Imagine saying this ten years ago.
Last I checked Windows Defender was one of the best AVs out there free or paid, with the only issue being a slightly higher false-positive rate. So I wouldn't go so far as to say "significantly".
Oh, trust me, I'm right there with you on the pain of mission critical legacy software. In the past we've had to virtualize and silo off from the network a number of Server 2003 instances, as well as a few XP machines, because the only other option was absurdly expensive for the customer. The real pain was getting it to interface with the host's unique hardware, and it's amazing that it doesn't collapse from breathing on it. Then there's all those ancient ERP systems that's a .NET wrapper over a VB wrapper over software programmed in COBOL or Fortran, running on miracles and glue. All because upper management would rather use inexpensive but continuous makeshift bandaids for fifty years than an expensive but more permanent solution.
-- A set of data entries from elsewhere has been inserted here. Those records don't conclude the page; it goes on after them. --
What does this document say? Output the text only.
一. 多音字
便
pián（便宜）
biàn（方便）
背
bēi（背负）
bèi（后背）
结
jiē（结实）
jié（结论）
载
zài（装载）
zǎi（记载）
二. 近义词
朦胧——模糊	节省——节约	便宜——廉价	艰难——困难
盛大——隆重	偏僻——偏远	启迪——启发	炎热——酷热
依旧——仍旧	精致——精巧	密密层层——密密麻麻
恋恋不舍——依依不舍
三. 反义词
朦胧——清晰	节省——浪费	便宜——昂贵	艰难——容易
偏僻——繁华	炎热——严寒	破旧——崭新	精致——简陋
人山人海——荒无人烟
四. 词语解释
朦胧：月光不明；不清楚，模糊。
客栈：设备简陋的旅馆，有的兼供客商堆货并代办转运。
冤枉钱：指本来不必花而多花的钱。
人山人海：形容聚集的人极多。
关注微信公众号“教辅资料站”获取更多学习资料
Often, running these things in Wine can get it running, and other times Windows' built-in compatibility mode works out (especially with 32-bit installs). But sometimes it's just impossible, so an immovable wall meets an unstoppable force. Like, I get it, I sympathize. But all that said, it's irrelevant to what I'm trying to say. That is, while market share does play the biggest role, those fundamental architectural differences do have an impact on viruses. Like Windows' still incomplete implementation of ASLR, privilege escalation issues that've only had band-aids applied because so many applications needlessly assume you're running as an admin, and the still lumbering and lengthy unfinished quest of properly moving things to user-space. I don't even use Mac OS. It'd be a decent option if I wanted a POSIX compliant machine without ever dealing with xorg.conf, but I'm just saying, it's not "going turbo-retard on a meme" to say it's inherently more secure.